Implement sorting
Opened this issue · 0 comments
Graph data has no natural sort order, so NQuads to HOWL conversion currently results in random ordering of subject and statements. We should add consistent, idempotent sorting methods for HOWL output. Sorting should be optional, but we might decide to sort by default for certain conversions.
The sort order has to make sense for the human reader, so she can quickly find the information she's looking for in the file. I think we have to divide the sort into "tiers".
Some predicates are more important than others. I prefer rdfs:label
and rdf:types
to come immediately after the subject, and other users will have different preferences. The easiest way I can think of for users to specify preferred predicate order is by specifying the LABELs for the predicates in the preferred order. So we should track the order of LABELs and use that as the first tier for soring statements.

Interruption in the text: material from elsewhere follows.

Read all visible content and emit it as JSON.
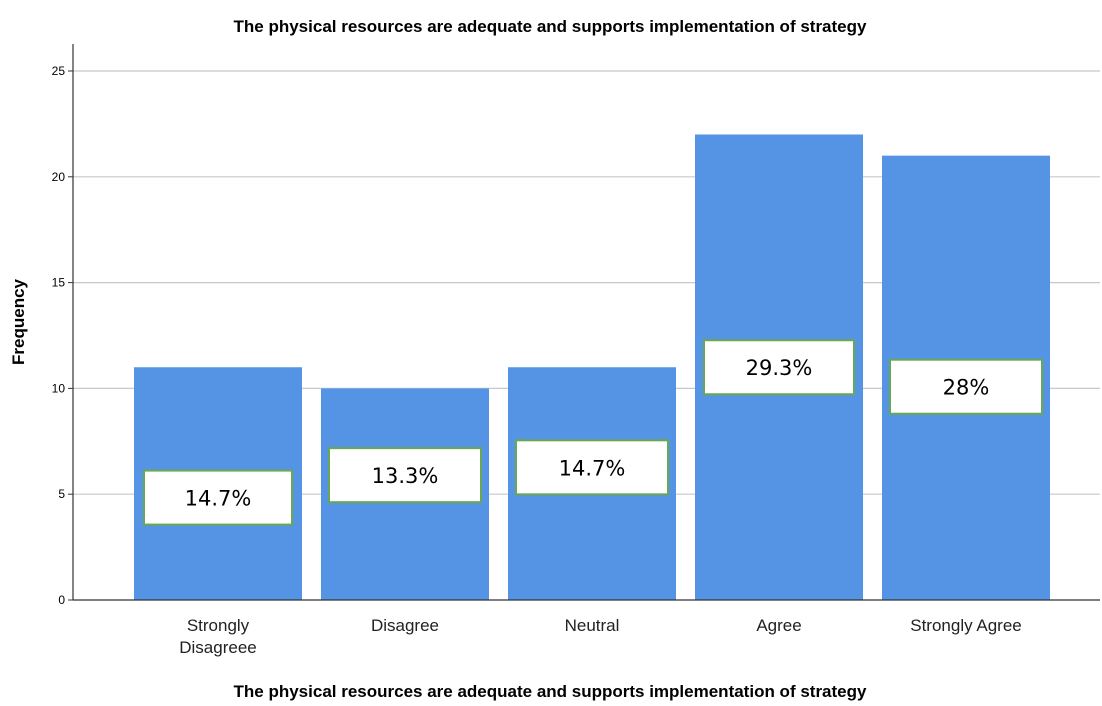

The custom order is most important for predicates. I don't know if it should also apply to subjects and graphs. If not, then the next tier should be alphanumeric by label. It would be better (but more expensive) to use natural number sorting for labels.
The next tiers should be alphanumeric prefixed names, then alphanumeric IRIs, then alphanumeric blank nodes.
-
graphs: default graph first, then named graphs in tiers: labels, prefixed names, IRIs
-
subjects: labels, prefixed names, IRIs, blank nodes
-
statements: LABELs, prefixed names, IRIs; then by object's lexical value (keeping annotations together).
We could also offer a simpler sort order: alphanumeric by IRI, with blank nodes last.